Niye bu kadar sevindiler? Öncelikle, tabii ki, Avrupa’nın korkulu rüyası olan milyonlarca Suriyeliye Türkiye’nin bakmaya, yani AB’nin sınır muhafızlığını yapmaya devam edileceği sözü verilmesi.
Bunun karşılığında beklenen ne? Birincisi, tamamen “duygusal”: para, para, para!..
İkincisi; Erdoğan dün katıldığı TOBB Genel Kurulu’nda aynen şunu söyledi:
“Son dönemde adeta bir siyasi şantaj olarak kullanılan bu vize sorununu en kısa sürede hâl yoluna koyacağız. Sizlerin her alanda önünüzü açmak, yolunuza çıkan engelleri ortadan kaldırmak için canla başla çalışmayı sürdüreceğiz.”

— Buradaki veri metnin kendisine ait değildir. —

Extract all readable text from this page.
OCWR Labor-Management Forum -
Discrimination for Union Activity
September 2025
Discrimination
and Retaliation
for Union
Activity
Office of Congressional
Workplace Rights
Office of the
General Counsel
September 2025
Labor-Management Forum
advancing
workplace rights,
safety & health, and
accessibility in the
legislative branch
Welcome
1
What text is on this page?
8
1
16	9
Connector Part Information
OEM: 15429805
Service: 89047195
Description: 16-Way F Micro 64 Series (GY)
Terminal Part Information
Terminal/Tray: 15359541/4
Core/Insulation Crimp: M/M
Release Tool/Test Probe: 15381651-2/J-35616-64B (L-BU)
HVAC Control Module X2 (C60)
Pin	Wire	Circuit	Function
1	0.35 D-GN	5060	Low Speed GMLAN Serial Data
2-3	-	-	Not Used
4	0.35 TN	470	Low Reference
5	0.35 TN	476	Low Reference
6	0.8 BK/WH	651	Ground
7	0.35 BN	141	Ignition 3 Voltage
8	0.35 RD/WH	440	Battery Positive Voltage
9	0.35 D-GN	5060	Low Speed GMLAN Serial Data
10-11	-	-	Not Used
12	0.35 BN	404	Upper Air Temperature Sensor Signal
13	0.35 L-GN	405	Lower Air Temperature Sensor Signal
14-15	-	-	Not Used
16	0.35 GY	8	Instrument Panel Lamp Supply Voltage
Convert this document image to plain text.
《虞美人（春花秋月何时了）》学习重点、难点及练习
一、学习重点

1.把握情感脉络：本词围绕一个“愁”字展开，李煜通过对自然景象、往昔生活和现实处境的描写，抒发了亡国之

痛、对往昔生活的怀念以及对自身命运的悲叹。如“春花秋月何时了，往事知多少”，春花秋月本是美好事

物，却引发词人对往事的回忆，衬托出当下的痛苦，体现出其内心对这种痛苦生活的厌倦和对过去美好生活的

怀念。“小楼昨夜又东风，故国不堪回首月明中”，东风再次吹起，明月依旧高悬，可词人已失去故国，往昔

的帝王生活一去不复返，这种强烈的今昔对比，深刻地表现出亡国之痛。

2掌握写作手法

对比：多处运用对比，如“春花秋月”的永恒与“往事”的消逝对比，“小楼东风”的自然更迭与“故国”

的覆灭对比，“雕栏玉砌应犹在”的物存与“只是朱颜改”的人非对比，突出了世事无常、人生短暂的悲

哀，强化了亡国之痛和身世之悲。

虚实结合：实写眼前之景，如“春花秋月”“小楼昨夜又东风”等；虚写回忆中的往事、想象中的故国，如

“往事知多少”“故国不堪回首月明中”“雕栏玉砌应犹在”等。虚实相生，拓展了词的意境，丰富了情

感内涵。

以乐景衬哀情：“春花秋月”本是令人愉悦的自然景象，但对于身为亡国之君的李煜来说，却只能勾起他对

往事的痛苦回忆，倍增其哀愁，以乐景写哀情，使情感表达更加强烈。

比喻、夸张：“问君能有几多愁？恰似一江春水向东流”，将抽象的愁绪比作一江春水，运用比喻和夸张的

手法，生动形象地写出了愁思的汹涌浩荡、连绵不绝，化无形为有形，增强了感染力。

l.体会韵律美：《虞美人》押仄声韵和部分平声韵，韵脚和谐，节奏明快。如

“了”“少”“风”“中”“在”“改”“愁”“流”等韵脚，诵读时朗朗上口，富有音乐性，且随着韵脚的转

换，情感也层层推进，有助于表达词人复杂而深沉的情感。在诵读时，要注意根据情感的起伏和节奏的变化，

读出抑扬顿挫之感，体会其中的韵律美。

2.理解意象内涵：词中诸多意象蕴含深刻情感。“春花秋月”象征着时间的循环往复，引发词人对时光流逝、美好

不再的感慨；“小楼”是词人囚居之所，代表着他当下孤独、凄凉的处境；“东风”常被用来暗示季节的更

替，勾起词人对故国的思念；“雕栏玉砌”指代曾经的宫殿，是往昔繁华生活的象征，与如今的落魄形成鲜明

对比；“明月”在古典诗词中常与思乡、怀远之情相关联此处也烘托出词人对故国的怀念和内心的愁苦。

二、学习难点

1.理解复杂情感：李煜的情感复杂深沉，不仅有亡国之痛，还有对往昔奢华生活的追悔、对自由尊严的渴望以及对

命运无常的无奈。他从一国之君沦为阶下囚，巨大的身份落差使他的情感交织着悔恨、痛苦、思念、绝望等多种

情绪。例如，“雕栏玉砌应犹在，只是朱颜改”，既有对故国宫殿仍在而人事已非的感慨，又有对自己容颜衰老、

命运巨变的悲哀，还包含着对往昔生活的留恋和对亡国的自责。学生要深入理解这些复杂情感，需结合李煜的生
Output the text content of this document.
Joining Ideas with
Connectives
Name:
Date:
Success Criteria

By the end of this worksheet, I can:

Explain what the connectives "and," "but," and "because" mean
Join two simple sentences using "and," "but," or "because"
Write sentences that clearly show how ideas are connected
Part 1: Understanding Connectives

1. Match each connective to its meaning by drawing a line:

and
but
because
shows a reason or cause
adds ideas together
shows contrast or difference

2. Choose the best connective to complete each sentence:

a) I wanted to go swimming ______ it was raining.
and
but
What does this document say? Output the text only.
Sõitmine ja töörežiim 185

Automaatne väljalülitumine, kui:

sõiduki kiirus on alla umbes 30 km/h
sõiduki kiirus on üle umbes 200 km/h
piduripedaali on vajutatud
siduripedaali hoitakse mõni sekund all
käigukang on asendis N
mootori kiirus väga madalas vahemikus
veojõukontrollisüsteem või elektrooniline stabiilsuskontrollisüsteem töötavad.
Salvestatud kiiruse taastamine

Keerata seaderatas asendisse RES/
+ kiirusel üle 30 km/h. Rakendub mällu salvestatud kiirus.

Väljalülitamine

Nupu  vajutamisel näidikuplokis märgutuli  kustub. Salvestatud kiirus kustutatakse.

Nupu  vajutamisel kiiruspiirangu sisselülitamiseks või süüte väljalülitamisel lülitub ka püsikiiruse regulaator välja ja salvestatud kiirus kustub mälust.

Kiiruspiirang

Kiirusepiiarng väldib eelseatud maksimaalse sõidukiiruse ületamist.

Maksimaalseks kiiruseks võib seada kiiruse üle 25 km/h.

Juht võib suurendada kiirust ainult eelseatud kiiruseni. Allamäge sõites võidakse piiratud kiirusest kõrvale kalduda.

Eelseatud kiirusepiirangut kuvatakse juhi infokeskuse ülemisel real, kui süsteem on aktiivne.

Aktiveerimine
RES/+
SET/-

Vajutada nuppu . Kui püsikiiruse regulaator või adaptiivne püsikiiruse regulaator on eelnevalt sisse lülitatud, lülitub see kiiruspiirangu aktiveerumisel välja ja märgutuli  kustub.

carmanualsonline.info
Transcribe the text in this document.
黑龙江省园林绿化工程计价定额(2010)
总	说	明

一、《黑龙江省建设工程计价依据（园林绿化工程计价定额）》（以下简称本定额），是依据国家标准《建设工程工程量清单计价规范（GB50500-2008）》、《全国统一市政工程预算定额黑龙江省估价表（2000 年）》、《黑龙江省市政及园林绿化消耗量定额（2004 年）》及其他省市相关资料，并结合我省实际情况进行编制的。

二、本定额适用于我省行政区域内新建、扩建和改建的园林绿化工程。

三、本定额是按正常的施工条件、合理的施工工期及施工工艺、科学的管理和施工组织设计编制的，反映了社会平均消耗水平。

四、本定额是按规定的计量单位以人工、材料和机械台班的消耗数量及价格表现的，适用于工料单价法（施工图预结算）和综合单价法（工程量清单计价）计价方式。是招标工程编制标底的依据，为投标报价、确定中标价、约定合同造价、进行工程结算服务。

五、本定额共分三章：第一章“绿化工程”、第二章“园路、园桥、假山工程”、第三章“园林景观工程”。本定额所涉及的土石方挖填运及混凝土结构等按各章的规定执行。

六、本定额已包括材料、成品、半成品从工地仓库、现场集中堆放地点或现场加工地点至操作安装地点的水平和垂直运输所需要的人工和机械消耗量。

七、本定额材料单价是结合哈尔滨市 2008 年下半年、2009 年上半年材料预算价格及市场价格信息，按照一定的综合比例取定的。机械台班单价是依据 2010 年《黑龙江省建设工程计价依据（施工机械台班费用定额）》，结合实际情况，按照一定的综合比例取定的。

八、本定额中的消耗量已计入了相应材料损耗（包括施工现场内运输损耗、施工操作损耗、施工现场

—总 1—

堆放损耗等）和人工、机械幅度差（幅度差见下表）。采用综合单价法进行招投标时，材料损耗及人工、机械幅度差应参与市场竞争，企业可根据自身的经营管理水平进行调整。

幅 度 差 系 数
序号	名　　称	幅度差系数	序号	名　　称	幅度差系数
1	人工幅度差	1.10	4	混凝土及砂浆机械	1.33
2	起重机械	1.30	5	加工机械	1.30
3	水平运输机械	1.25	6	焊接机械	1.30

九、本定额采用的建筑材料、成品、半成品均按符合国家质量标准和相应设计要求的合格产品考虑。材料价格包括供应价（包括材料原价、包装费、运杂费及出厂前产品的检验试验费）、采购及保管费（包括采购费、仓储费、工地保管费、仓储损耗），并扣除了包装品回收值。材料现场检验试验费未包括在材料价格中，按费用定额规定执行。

Şu vize sorunu nedir; kısaca hatırlatalım.
AB ülkelerine vizesiz gidiş, Gümrük Birliği Anlaşması’ndan beri hakkımız; ama bu hukuksuz bir biçimde gasp ediliyor ve her defasında, Erdoğan’ın da belirttiği gibi, Ankara’dan taviz almakta şantaj olarak kullanılıyor.
Erdoğan 2013 yılında “AB üyelik sürecimizin önemli bir kısmını oluşturan” ve “Cumhuriyet tarihimizin en cesur demokratikleşme paketini” açıkladıktan sonra şu müjde verildi:
“Vatandaşlarımızın AB ülkelerine en geç 3,5 yıl sonra vizesiz seyahat hakkına kavuşmasının ve AB ile aramızda önemli bir psikolojik engelin aşılmasının ilk adımı olarak nitelendirebileceğimiz Vize Serbestisi Diyaloğu’nu 16 Aralık 2013 tarihinde Ankara’da resmi olarak başlattık.”
Buna göre, en geç 2016’da AB ülkelerine vizesiz gidecektik!..
Olmadı; çünkü, adından da anlaşılacağı üzere, “Vize Serbestisi Diyaloğu Mutabakat Metni ve Geri Kabul Anlaşması” ile AB’nin muradı Türklere vize serbestisi değil, Suriyelilerdi.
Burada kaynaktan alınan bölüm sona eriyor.